Reputation: 205
I have a Pandas dataframe and I want to use the Describe() method to calculate statistical values like average, standard deviation and others, for each column.
An example showing the frame's structure:
X Axis (float array) Y Axis (complex array) Val (float) Class
0 [0, 1, 2...] [0, 1+1j, 2+2j,...] 1 'd'
1 [0, 1, 2...] [0, 1+1j, 2+2j,...] 2 'n'
....
I've called the Describe() method, but it shows only the count, unique, top and frequency values.
Does anybody know if it's possible to use the Describe() method to calculate statistical values like average, standard deviation etc. for each column (in case of the complex array, the absolute values will be used for calculations)?
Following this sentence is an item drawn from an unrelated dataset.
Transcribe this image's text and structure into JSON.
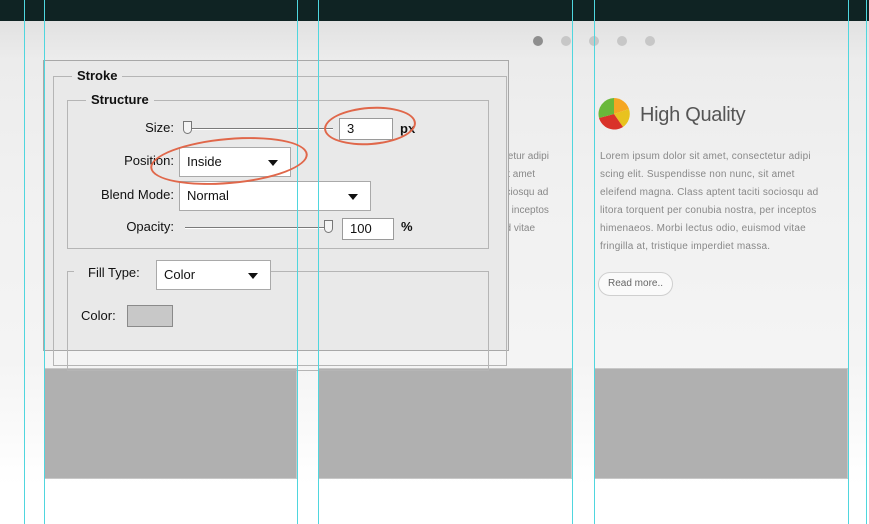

Or can someone suggest how to proceed to calculate these values?
Upvotes: 0
Views: 472
Reputation: 384
You can use scipy.stats.describe(df)
to do this.
This will return all the stats you listed above and more. The value for each key in result will be array and each element of that array will correspond to the stat for the corresponding column number in your dataframe.
Example -
In [1]: from scipy import stats
In [2]: import pandas as pd
In [3]: df = pd.DataFrame([[1,2,3],[2,3,4],[3,4,5]], columns=list('abc'))
In [4]: stats.describe(df)
Out[4]: DescribeResult(nobs=3, minmax=(array([1, 2, 3]), array([3, 4, 5])), mean=array([2., 3., 4.]), variance=array([1., 1., 1.]), skewness=array([0., 0., 0.]), kurtosis=array([-1.5, -1.5, -1.5]))
Upvotes: 1